You only need TWO wires for the slide switch. These will connect to EN and GND on the Powerboost.
Prep slide switch
Let's start by measuring three pieces of 26AWG silicone cover stranded-core wire to approximetly 11cm in length. We'll also need three pieces of heat shrink tubing.
You only TWO wires, NOT Three!
Slide switch wires
Each wire should have ends stripped and tinned with solder. The colors are nice and help tell connections apart but it's not required - use what ever you have.
Mount the slide switch to the Panavise Jr.
Place the slide switch into the Panavise Jr. with the terminals facing outward.
Only TWO wires, NOT THREE!
Add heat shrink tubing
Insert the pieces of heat shrink tubing to each wire.
DO NOT connect any wires from slide switch to BAT!
Prep jumper wires
Ideally you want to use longer female/female or male/female jumper wires. 40 x 6" is suffice but the 3" may be too short. In my case I only had shorties so I combined two wires together to make longer cables.
Prep Jumper wires
Break off two pieces of jumper wires and cut off the ends from each wire, leaving just one female jumper connector. Strip the ends and tin with solder.
OMG, DO NOT connect any wires from slide switch to BAT on the powerboost.
Wire jumpers to Powerboost 500C
Insert the tinned ends of the jumper wires into the postive and negative pins on the Powerboost 500C. Solder wires in place.

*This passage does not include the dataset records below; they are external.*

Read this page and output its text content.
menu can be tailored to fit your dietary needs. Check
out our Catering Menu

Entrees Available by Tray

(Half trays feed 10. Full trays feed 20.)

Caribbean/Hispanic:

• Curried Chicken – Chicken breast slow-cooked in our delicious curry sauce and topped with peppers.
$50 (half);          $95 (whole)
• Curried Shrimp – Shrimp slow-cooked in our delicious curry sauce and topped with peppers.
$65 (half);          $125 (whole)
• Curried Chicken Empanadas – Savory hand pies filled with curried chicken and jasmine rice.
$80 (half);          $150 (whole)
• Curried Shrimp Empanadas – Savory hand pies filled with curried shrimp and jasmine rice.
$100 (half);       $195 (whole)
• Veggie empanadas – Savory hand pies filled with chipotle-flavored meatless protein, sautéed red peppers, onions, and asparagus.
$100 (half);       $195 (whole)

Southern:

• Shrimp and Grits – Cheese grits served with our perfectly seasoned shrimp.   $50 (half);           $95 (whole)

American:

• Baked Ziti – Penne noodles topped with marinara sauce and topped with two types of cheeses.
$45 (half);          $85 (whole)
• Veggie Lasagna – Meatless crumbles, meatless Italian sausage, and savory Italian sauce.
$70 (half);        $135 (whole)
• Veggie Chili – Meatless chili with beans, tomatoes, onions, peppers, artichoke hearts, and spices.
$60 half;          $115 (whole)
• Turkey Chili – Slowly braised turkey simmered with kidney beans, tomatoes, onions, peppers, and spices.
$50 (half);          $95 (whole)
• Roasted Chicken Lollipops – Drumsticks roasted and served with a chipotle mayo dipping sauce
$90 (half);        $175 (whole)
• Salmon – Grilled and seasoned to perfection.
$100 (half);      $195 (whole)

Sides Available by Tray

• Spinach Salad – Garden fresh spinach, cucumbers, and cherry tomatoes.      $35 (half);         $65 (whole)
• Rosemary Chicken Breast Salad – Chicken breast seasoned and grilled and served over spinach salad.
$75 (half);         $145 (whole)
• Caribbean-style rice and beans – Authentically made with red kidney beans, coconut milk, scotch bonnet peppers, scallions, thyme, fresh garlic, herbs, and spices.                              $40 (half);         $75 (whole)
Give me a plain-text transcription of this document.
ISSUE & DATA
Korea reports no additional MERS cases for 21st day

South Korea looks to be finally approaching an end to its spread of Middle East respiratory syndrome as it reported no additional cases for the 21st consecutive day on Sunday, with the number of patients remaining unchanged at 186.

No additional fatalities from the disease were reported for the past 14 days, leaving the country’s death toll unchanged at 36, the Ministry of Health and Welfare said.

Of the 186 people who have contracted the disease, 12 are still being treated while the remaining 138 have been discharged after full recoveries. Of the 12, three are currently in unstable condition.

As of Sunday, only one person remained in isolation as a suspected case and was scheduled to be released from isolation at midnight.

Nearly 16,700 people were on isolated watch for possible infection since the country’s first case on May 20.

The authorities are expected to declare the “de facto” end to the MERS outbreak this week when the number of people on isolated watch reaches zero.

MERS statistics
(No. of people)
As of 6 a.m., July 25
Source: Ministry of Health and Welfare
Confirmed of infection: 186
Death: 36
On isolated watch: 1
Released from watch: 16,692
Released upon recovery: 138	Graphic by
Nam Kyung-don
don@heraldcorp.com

Carefully wrap the 2500mAh lithium polymer in gaffers tape. This will allow for more protection on the surface to prevent it from being punctured.
Test Power Circuit
Plug in the JST connector from the battery to the JST port on the Powerboost 500C. The blue LED should turn on.
If the LED does not turn on, double check your wiring.
That's it for the power circuit! The next pages will walk through mounting the components to the enclosure.
Mounted Powerboost 500C
The PCB is mounted to the top enclosure part with a single screw. Fasten the screw all the way until it's flush with the enclosure.
Install slide switch
Place the slide switch into the cut out with two clips. Wrap the wiring around the socket header and through the GPIO pins. Insert the slide switch into place.
Plug in the JST connector from the 2500mAh battery into the JST port on the Powerboost 500C.
Place the battery on top of the 3.5" PiTFT away from the GPIO socket and header.
The 2500mAh lipo battery can rest over the wiring. The JST cable is behind the slide switch in this case. The battery should stay in place once the Raspberry Pi A+ is plugged in.
All of the components should be mounted to the enclosure parts. Double check your wiring and ensure there are no kinks.
In the next steps we'll close everything up!
Position the two enclosure parts and carefully join the Raspberry Pi A+ GPIO header with the socket on the 3.5” PiTFT display. Double check to ensure the all pins are goin into the socket properly - Press them firmly together.
Insert four #4-40 3/8 flat Phillips into the bottom enclosure part with the recessed stand offs. Fasten until screw reaches through stand off.
Turn on the Powerboost 500C with the slide switch to test the circuit. The Raspberry Pi A+ should boot.
Finished Touch Pi
And thats it! Now we have a portable Raspberry Pi with touch screen. The battery can be recharged using microUSB. The microSD card, USB, HDMI, audio jack and microUSB port are accessible. The device can be tethered to USB power for extended use cases.